Telomere length dynamics in response to DNA damage in malaria parasites
Jake Reed,
Laura A. Kirkman,
Björn F. Kafsack,
Christopher E. Mason,
Kirk W. Deitsch
Affiliations
Jake Reed
Department of Microbiology and Immunology, Weill Cornell Medical College, New York, NY, USA
Laura A. Kirkman
Department of Microbiology and Immunology, Weill Cornell Medical College, New York, NY, USA; Department of Internal Medicine, Division of Infectious Diseases, Weill Cornell Medical College, New York, NY, USA
Björn F. Kafsack
Department of Microbiology and Immunology, Weill Cornell Medical College, New York, NY, USA
Christopher E. Mason
Department of Physiology and Biophysics, Weill Cornell Medical College, New York, NY, USA; Jill Roberts Center for Inflammatory Bowel Disease, Weill Cornell Medical College, New York, NY, USA; HRH Prince Alwaleed Bin Talal Bin Abdulaziz Alsaud Institute for Computational Biomedicine, Weill Cornell Medical College, New York, NY, USA; Feil Family Brain and Mind Research Institute, Weill Cornell Medical College, New York, NY, USA; WorldQuant Initiative for Quantitative Prediction, Weill Cornell Medical College, New York, NY, USA; Corresponding author
Kirk W. Deitsch
Department of Microbiology and Immunology, Weill Cornell Medical College, New York, NY, USA; Corresponding author
Summary: Malaria remains a major cause of morbidity and mortality in the developing world.
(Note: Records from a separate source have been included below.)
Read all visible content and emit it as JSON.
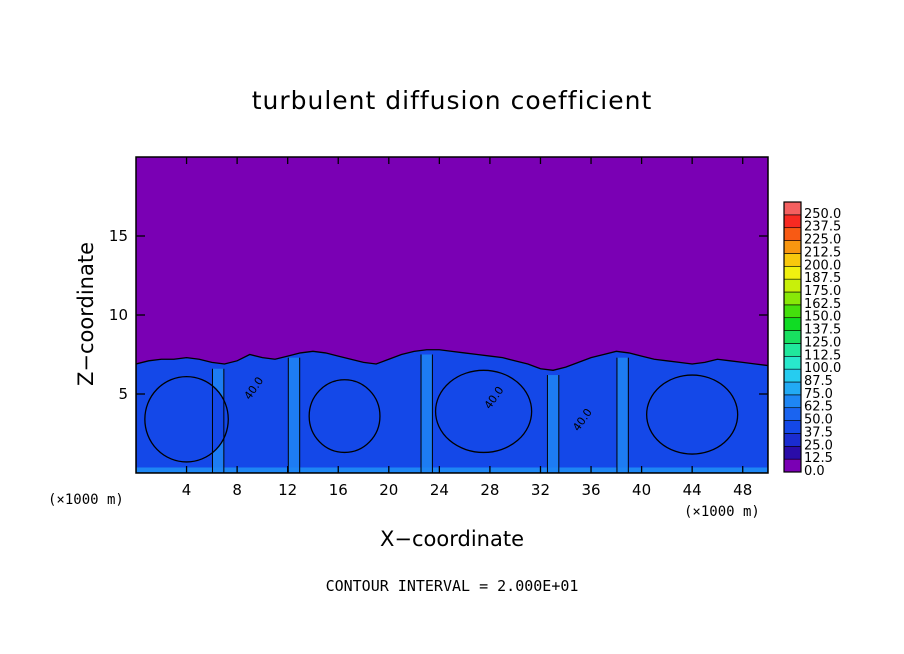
{
  "chart_data": {
    "type": "heatmap",
    "title": "turbulent diffusion coefficient",
    "xlabel": "X−coordinate",
    "ylabel": "Z−coordinate",
    "x_unit": "(×1000 m)",
    "z_unit": "(×1000 m)",
    "note": "CONTOUR INTERVAL = 2.000E+01",
    "xlim": [
      0,
      50
    ],
    "ylim": [
      0,
      20
    ],
    "x_ticks": [
      4,
      8,
      12,
      16,
      20,
      24,
      28,
      32,
      36,
      40,
      44,
      48
    ],
    "y_ticks": [
      5,
      10,
      15
    ],
    "contour_labels": [
      "40.0",
      "40.0",
      "40.0"
    ],
    "colorbar": {
      "levels": [
        "0.0",
        "12.5",
        "25.0",
        "37.5",
        "50.0",
        "62.5",
        "75.0",
        "87.5",
        "100.0",
        "112.5",
        "125.0",
        "137.5",
        "150.0",
        "162.5",
        "175.0",
        "187.5",
        "200.0",
        "212.5",
        "225.0",
        "237.5",
        "250.0"
      ],
      "colors": [
        "#7a00b4",
        "#2a0ca8",
        "#1a2cd0",
        "#1448e8",
        "#1a64f0",
        "#1e86f4",
        "#22aaf4",
        "#26ccf0",
        "#28e8cc",
        "#20e89c",
        "#18e060",
        "#10dc24",
        "#44e00c",
        "#88e808",
        "#c8f00a",
        "#f0f010",
        "#f8c80c",
        "#f89610",
        "#f85a14",
        "#f82a22",
        "#f46060"
      ]
    },
    "boundary_layer_top": [
      6.9,
      7.1,
      7.2,
      7.2,
      7.3,
      7.2,
      7.0,
      6.9,
      7.1,
      7.5,
      7.3,
      7.2,
      7.4,
      7.6,
      7.7,
      7.6,
      7.4,
      7.2,
      7.0,
      6.9,
      7.2,
      7.5,
      7.7,
      7.8,
      7.8,
      7.7,
      7.6,
      7.5,
      7.4,
      7.3,
      7.1,
      6.9,
      6.6,
      6.5,
      6.7,
      7.0,
      7.3,
      7.5,
      7.7,
      7.6,
      7.4,
      7.2,
      7.1,
      7.0,
      6.9,
      7.0,
      7.2,
      7.1,
      7.0,
      6.9,
      6.8
    ],
    "convective_cells": [
      {
        "center_x": 4,
        "center_z": 3.4,
        "radius_x": 3.3,
        "radius_z": 2.7,
        "level": 37.5
      },
      {
        "center_x": 16.5,
        "center_z": 3.6,
        "radius_x": 2.8,
        "radius_z": 2.3,
        "level": 37.5
      },
      {
        "center_x": 27.5,
        "center_z": 3.9,
        "radius_x": 3.8,
        "radius_z": 2.6,
        "level": 37.5
      },
      {
        "center_x": 44,
        "center_z": 3.7,
        "radius_x": 3.6,
        "radius_z": 2.5,
        "level": 37.5
      }
    ],
    "updrafts": [
      {
        "x": 6.5,
        "level": 62.5
      },
      {
        "x": 12.5,
        "level": 62.5
      },
      {
        "x": 23,
        "level": 62.5
      },
      {
        "x": 33,
        "level": 62.5
      },
      {
        "x": 38.5,
        "level": 62.5
      }
    ]
  }
}
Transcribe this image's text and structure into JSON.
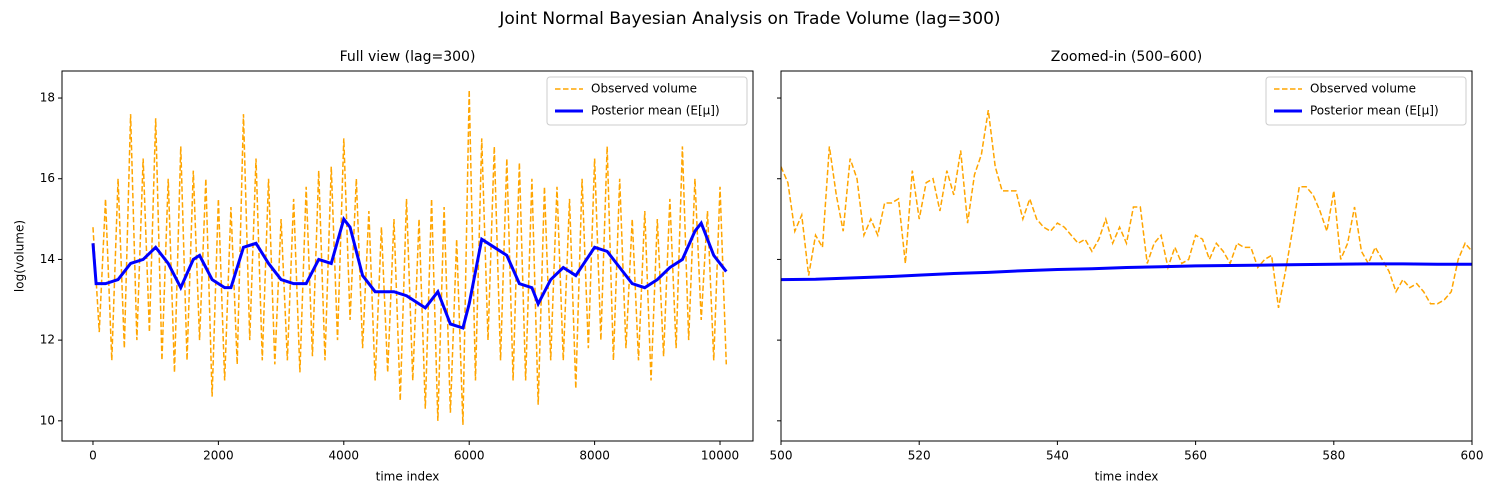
{
  "title": "Joint Normal Bayesian Analysis on Trade Volume (lag=300)",
  "chart_data": [
    {
      "type": "line",
      "title": "Full view (lag=300)",
      "xlabel": "time index",
      "ylabel": "log(volume)",
      "xlim": [
        -494,
        10526
      ],
      "ylim": [
        9.5,
        18.67
      ],
      "xticks": [
        0,
        2000,
        4000,
        6000,
        8000,
        10000
      ],
      "yticks": [
        10,
        12,
        14,
        16,
        18
      ],
      "legend": "upper right",
      "series": [
        {
          "name": "Observed volume",
          "color": "#ffa500",
          "style": "dashed",
          "x": [
            0,
            100,
            200,
            300,
            400,
            500,
            600,
            700,
            800,
            900,
            1000,
            1100,
            1200,
            1300,
            1400,
            1500,
            1600,
            1700,
            1800,
            1900,
            2000,
            2100,
            2200,
            2300,
            2400,
            2500,
            2600,
            2700,
            2800,
            2900,
            3000,
            3100,
            3200,
            3300,
            3400,
            3500,
            3600,
            3700,
            3800,
            3900,
            4000,
            4100,
            4200,
            4300,
            4400,
            4500,
            4600,
            4700,
            4800,
            4900,
            5000,
            5100,
            5200,
            5300,
            5400,
            5500,
            5600,
            5700,
            5800,
            5900,
            6000,
            6100,
            6200,
            6300,
            6400,
            6500,
            6600,
            6700,
            6800,
            6900,
            7000,
            7100,
            7200,
            7300,
            7400,
            7500,
            7600,
            7700,
            7800,
            7900,
            8000,
            8100,
            8200,
            8300,
            8400,
            8500,
            8600,
            8700,
            8800,
            8900,
            9000,
            9100,
            9200,
            9300,
            9400,
            9500,
            9600,
            9700,
            9800,
            9900,
            10000,
            10100
          ],
          "values": [
            14.8,
            12.2,
            15.5,
            11.5,
            16.0,
            11.8,
            17.6,
            12.0,
            16.5,
            12.2,
            17.5,
            11.5,
            16.0,
            11.2,
            16.8,
            11.5,
            16.2,
            12.0,
            16.0,
            10.6,
            15.5,
            11.0,
            15.3,
            11.4,
            17.6,
            12.0,
            16.5,
            11.5,
            16.0,
            11.4,
            15.0,
            11.5,
            15.5,
            11.2,
            15.8,
            11.6,
            16.2,
            11.5,
            16.3,
            12.0,
            17.0,
            12.5,
            16.0,
            11.8,
            15.2,
            11.0,
            14.8,
            11.2,
            15.0,
            10.5,
            15.5,
            11.0,
            15.0,
            10.3,
            15.5,
            10.0,
            15.3,
            10.2,
            14.5,
            9.9,
            18.2,
            11.0,
            17.0,
            12.0,
            16.8,
            11.5,
            16.5,
            11.0,
            16.4,
            11.0,
            16.0,
            10.4,
            15.8,
            11.5,
            15.8,
            11.5,
            15.5,
            10.8,
            16.0,
            11.8,
            16.5,
            12.0,
            16.8,
            11.5,
            16.0,
            11.8,
            15.0,
            11.5,
            15.2,
            11.0,
            15.0,
            11.6,
            15.5,
            11.8,
            16.8,
            12.0,
            16.0,
            12.5,
            15.2,
            11.5,
            15.8,
            11.4
          ]
        },
        {
          "name": "Posterior mean (E[μ])",
          "color": "#0000ff",
          "style": "solid",
          "x": [
            0,
            50,
            200,
            400,
            600,
            800,
            1000,
            1200,
            1400,
            1600,
            1700,
            1900,
            2100,
            2200,
            2400,
            2600,
            2800,
            3000,
            3200,
            3400,
            3600,
            3800,
            4000,
            4100,
            4300,
            4500,
            4800,
            5000,
            5300,
            5500,
            5700,
            5900,
            6000,
            6200,
            6400,
            6600,
            6800,
            7000,
            7100,
            7300,
            7500,
            7700,
            8000,
            8200,
            8400,
            8600,
            8800,
            9000,
            9200,
            9400,
            9600,
            9700,
            9900,
            10100
          ],
          "values": [
            14.4,
            13.4,
            13.4,
            13.5,
            13.9,
            14.0,
            14.3,
            13.9,
            13.3,
            14.0,
            14.1,
            13.5,
            13.3,
            13.3,
            14.3,
            14.4,
            13.9,
            13.5,
            13.4,
            13.4,
            14.0,
            13.9,
            15.0,
            14.8,
            13.6,
            13.2,
            13.2,
            13.1,
            12.8,
            13.2,
            12.4,
            12.3,
            12.9,
            14.5,
            14.3,
            14.1,
            13.4,
            13.3,
            12.9,
            13.5,
            13.8,
            13.6,
            14.3,
            14.2,
            13.8,
            13.4,
            13.3,
            13.5,
            13.8,
            14.0,
            14.7,
            14.9,
            14.1,
            13.7
          ]
        }
      ]
    },
    {
      "type": "line",
      "title": "Zoomed-in (500–600)",
      "xlabel": "time index",
      "xlim": [
        500,
        600
      ],
      "ylim": [
        9.5,
        18.67
      ],
      "xticks": [
        500,
        520,
        540,
        560,
        580,
        600
      ],
      "legend": "upper right",
      "series": [
        {
          "name": "Observed volume",
          "color": "#ffa500",
          "style": "dashed",
          "x": [
            500,
            501,
            502,
            503,
            504,
            505,
            506,
            507,
            508,
            509,
            510,
            511,
            512,
            513,
            514,
            515,
            516,
            517,
            518,
            519,
            520,
            521,
            522,
            523,
            524,
            525,
            526,
            527,
            528,
            529,
            530,
            531,
            532,
            533,
            534,
            535,
            536,
            537,
            538,
            539,
            540,
            541,
            542,
            543,
            544,
            545,
            546,
            547,
            548,
            549,
            550,
            551,
            552,
            553,
            554,
            555,
            556,
            557,
            558,
            559,
            560,
            561,
            562,
            563,
            564,
            565,
            566,
            567,
            568,
            569,
            570,
            571,
            572,
            573,
            574,
            575,
            576,
            577,
            578,
            579,
            580,
            581,
            582,
            583,
            584,
            585,
            586,
            587,
            588,
            589,
            590,
            591,
            592,
            593,
            594,
            595,
            596,
            597,
            598,
            599,
            600
          ],
          "values": [
            16.3,
            15.9,
            14.7,
            15.1,
            13.6,
            14.6,
            14.3,
            16.8,
            15.6,
            14.7,
            16.5,
            16.0,
            14.6,
            15.0,
            14.6,
            15.4,
            15.4,
            15.5,
            13.9,
            16.2,
            15.0,
            15.9,
            16.0,
            15.2,
            16.2,
            15.6,
            16.7,
            14.9,
            16.1,
            16.6,
            17.7,
            16.3,
            15.7,
            15.7,
            15.7,
            15.0,
            15.5,
            15.0,
            14.8,
            14.7,
            14.9,
            14.8,
            14.6,
            14.4,
            14.5,
            14.2,
            14.5,
            15.0,
            14.4,
            14.8,
            14.4,
            15.3,
            15.3,
            13.9,
            14.4,
            14.6,
            13.8,
            14.3,
            13.9,
            14.0,
            14.6,
            14.5,
            14.0,
            14.4,
            14.2,
            13.9,
            14.4,
            14.3,
            14.3,
            13.8,
            14.0,
            14.1,
            12.8,
            13.7,
            14.7,
            15.8,
            15.8,
            15.6,
            15.2,
            14.7,
            15.7,
            14.0,
            14.4,
            15.3,
            14.2,
            13.9,
            14.3,
            14.0,
            13.7,
            13.2,
            13.5,
            13.3,
            13.4,
            13.2,
            12.9,
            12.9,
            13.0,
            13.2,
            14.0,
            14.4,
            14.2
          ]
        },
        {
          "name": "Posterior mean (E[μ])",
          "color": "#0000ff",
          "style": "solid",
          "x": [
            500,
            505,
            510,
            515,
            520,
            525,
            530,
            535,
            540,
            545,
            550,
            555,
            560,
            565,
            570,
            575,
            580,
            585,
            590,
            595,
            600
          ],
          "values": [
            13.5,
            13.51,
            13.54,
            13.57,
            13.61,
            13.65,
            13.68,
            13.72,
            13.75,
            13.77,
            13.8,
            13.82,
            13.84,
            13.85,
            13.86,
            13.87,
            13.88,
            13.89,
            13.89,
            13.88,
            13.88
          ]
        }
      ]
    }
  ]
}
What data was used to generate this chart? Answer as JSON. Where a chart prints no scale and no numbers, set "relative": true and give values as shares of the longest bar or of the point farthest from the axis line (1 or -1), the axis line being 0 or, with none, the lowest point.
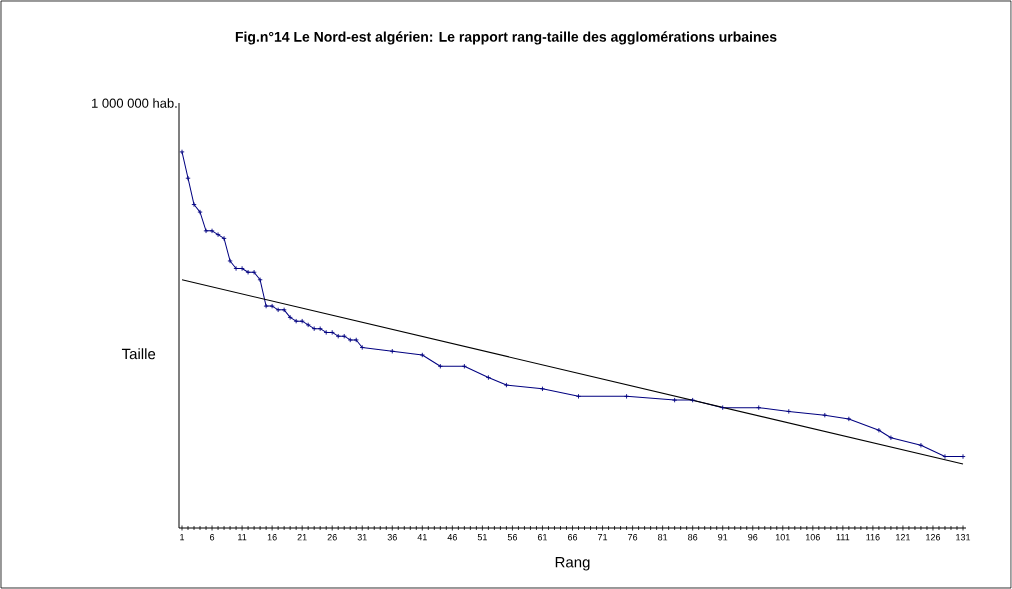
{
  "chart_data": {
    "type": "line",
    "title": "Fig.n°14 Le Nord-est algérien: Le rapport rang-taille des agglomérations urbaines",
    "xlabel": "Rang",
    "ylabel": "Taille",
    "annotations": [
      "1 000 000 hab."
    ],
    "relative": true,
    "marker": "cross",
    "grid": false,
    "xlim": [
      0.5,
      131.5
    ],
    "xticks": [
      1,
      6,
      11,
      16,
      21,
      26,
      31,
      36,
      41,
      46,
      51,
      56,
      61,
      66,
      71,
      76,
      81,
      86,
      91,
      96,
      101,
      106,
      111,
      116,
      121,
      126,
      131
    ],
    "series": [
      {
        "color": "#000080",
        "x": [
          1,
          2,
          3,
          4,
          5,
          6,
          7,
          8,
          9,
          10,
          11,
          12,
          13,
          14,
          15,
          16,
          17,
          18,
          19,
          20,
          21,
          22,
          23,
          24,
          25,
          26,
          27,
          28,
          29,
          30,
          31,
          36,
          41,
          44,
          48,
          52,
          55,
          61,
          67,
          75,
          83,
          86,
          91,
          97,
          102,
          108,
          112,
          117,
          119,
          124,
          128,
          131
        ],
        "values": [
          1.0,
          0.93,
          0.86,
          0.84,
          0.79,
          0.79,
          0.78,
          0.77,
          0.71,
          0.69,
          0.69,
          0.68,
          0.68,
          0.66,
          0.59,
          0.59,
          0.58,
          0.58,
          0.56,
          0.55,
          0.55,
          0.54,
          0.53,
          0.53,
          0.52,
          0.52,
          0.51,
          0.51,
          0.5,
          0.5,
          0.48,
          0.47,
          0.46,
          0.43,
          0.43,
          0.4,
          0.38,
          0.37,
          0.35,
          0.35,
          0.34,
          0.34,
          0.32,
          0.32,
          0.31,
          0.3,
          0.29,
          0.26,
          0.24,
          0.22,
          0.19,
          0.19
        ]
      },
      {
        "type": "line",
        "color": "#000000",
        "marker": "none",
        "x": [
          1,
          131
        ],
        "values": [
          0.66,
          0.17
        ]
      }
    ]
  }
}
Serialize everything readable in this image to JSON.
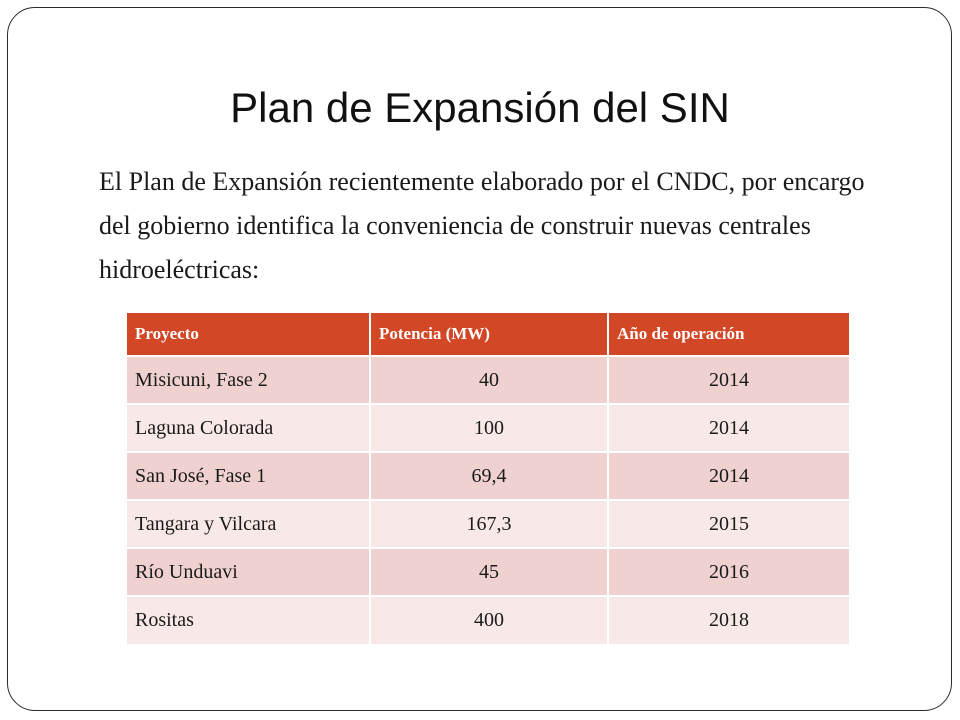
{
  "slide": {
    "title": "Plan de Expansión del SIN",
    "body": "El Plan de Expansión recientemente elaborado por el CNDC, por encargo del gobierno identifica la conveniencia de construir nuevas centrales hidroeléctricas:"
  },
  "table": {
    "headers": [
      "Proyecto",
      "Potencia (MW)",
      "Año de operación"
    ],
    "rows": [
      [
        "Misicuni, Fase 2",
        "40",
        "2014"
      ],
      [
        "Laguna Colorada",
        "100",
        "2014"
      ],
      [
        "San José, Fase 1",
        "69,4",
        "2014"
      ],
      [
        "Tangara y Vilcara",
        "167,3",
        "2015"
      ],
      [
        "Río Unduavi",
        "45",
        "2016"
      ],
      [
        "Rositas",
        "400",
        "2018"
      ]
    ]
  },
  "colors": {
    "header_bg": "#d24726",
    "row_odd": "#efd2cf",
    "row_even": "#f8e9e8"
  }
}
Recent work has implicated chromosome end stability and the repair of DNA breaks through telomere healing as potent drivers of variant antigen diversification, thus associating basic mechanisms for maintaining genome integrity with aspects of host-parasite interactions. Here we applied long-read sequencing technology to precisely examine the dynamics of telomere addition and chromosome end stabilization in response to double-strand breaks within subtelomeric regions. We observed that the process of telomere healing induces the initial synthesis of telomere repeats well in excess of the minimal number required for end stability. However, once stabilized, these newly created telomeres appear to function normally, eventually returning to a length nearing that of intact chromosome ends. These results parallel recent observations in humans, suggesting an evolutionarily conserved mechanism for chromosome end repair.